The Andaluza Azul was officially recognised by the Ministerio de Agricultura, Pesca y Alimentación, the Spanish ministry of agriculture, in 2007. A breed association – the Asociación Española de Criadores de Gallinas de Raza Andaluza Azul – was recognised by the Junta de Andalucía in 2015 as the official representative of the breed, and a breed standard and breeding programme were approved in the following year.
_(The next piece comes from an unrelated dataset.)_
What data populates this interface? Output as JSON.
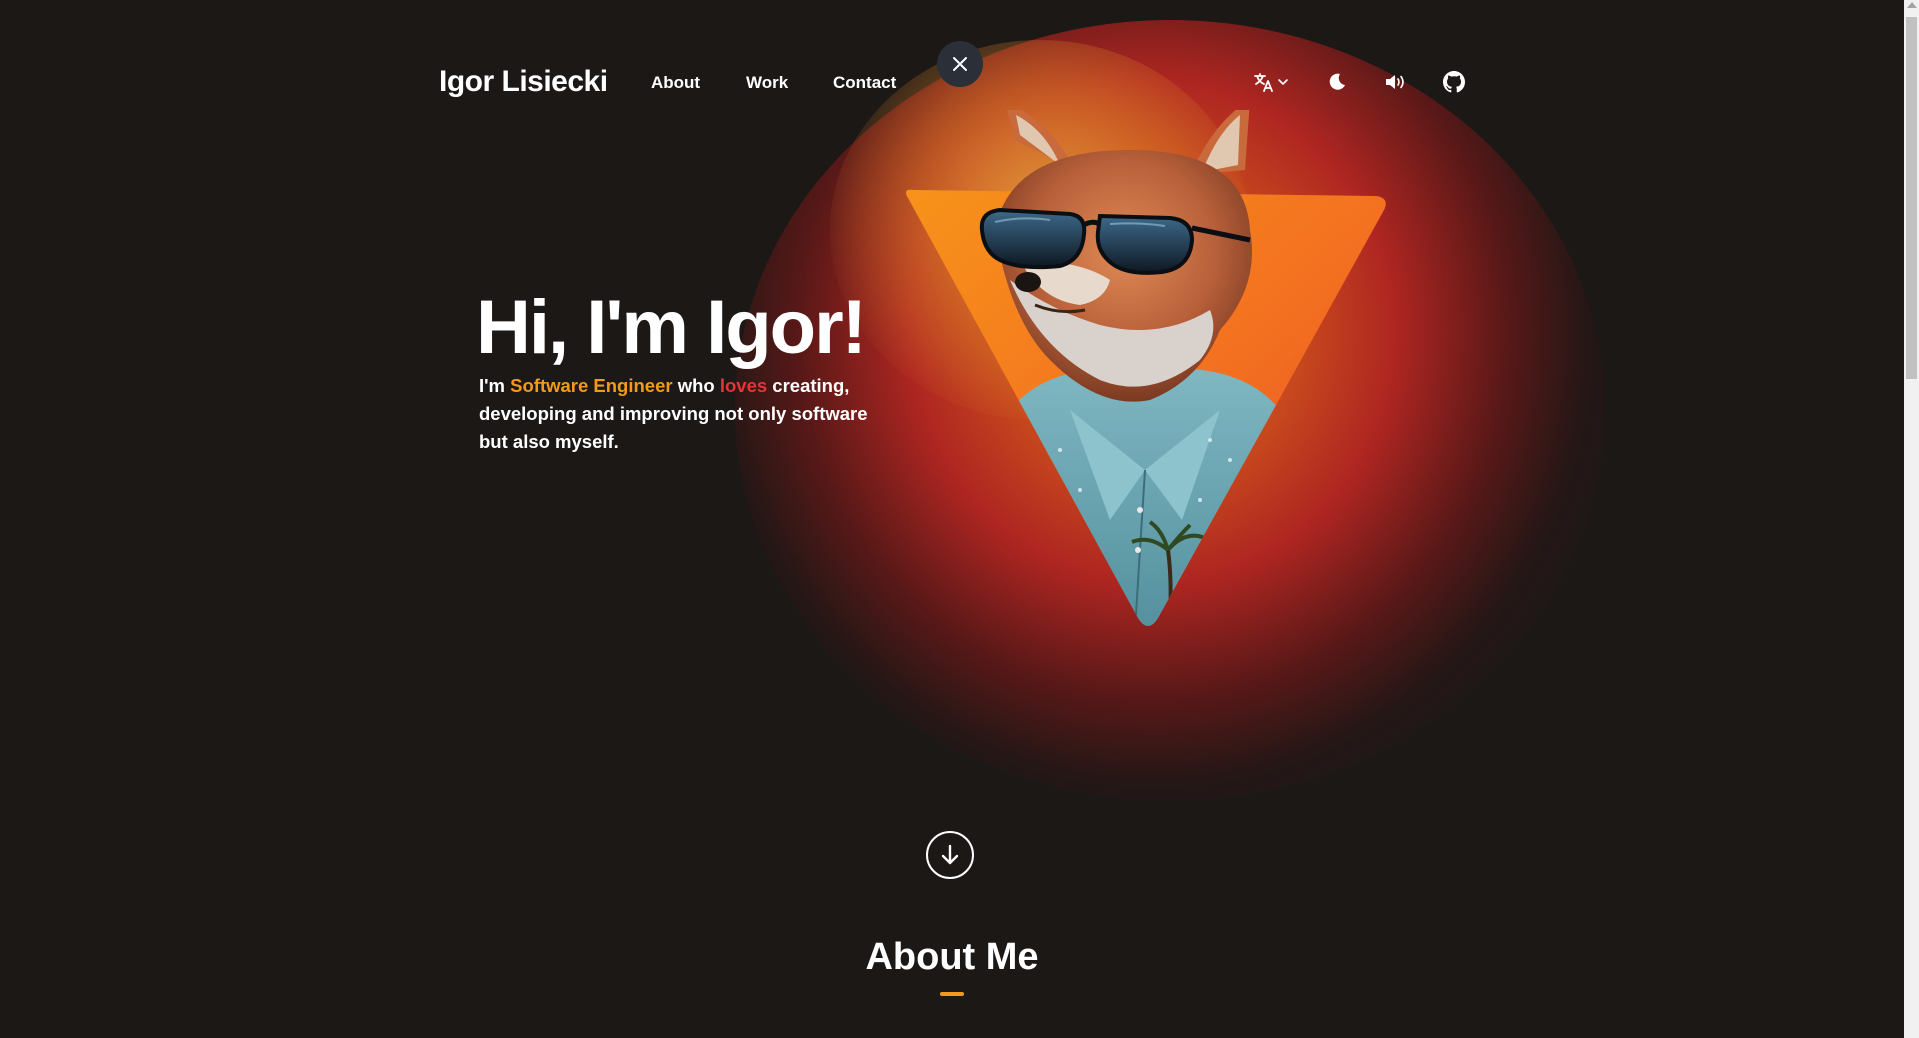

The conservation status of the Andalusian was listed by the Food and Agriculture Organization of the United Nations in 2007 as "at risk". In 2009 the total number of the birds in Spain was estimated at 10,000. In 2025 the world-wide population was estimated to consist of 623 birds in six countries, of which only three reported population data; its conservation status in those countries was "at risk", while in Germany it was in category 1, extrem gefährdet ('extremely endangered'), on the Rote Liste of the Gesellschaft zur Erhaltung alter und gefährdeter Haustierrassen and in the United Kingdom was listed by the Rare Breeds Survival Trust as "priority".

== Characteristics ==

The slate-blue plumage of the Andalusian is caused by a dilution gene, which, in combination with the E gene for black plumage, produces partial dilution of the melanin which gives the black colour. Not all Andalusians are blue: birds with two copies of the gene have near-total dilution, and are off-white; birds with no copies have no dilution, and are black; those with one copy have partial dilution, and are blue. Blue birds occur, in Mendelian proportion, twice as often as each of the other colours. All are present in the population.

The earlobes of the Andalusian are smooth, white, and almond-shaped; the crest is single and of medium size, with five well-defined points. The skin is white and the legs and feet are black.

== Use ==

Andaluza Azul hens lay about 165 white eggs per year; eggs weigh 70±– g. Blue-bred white hens lay the largest eggs.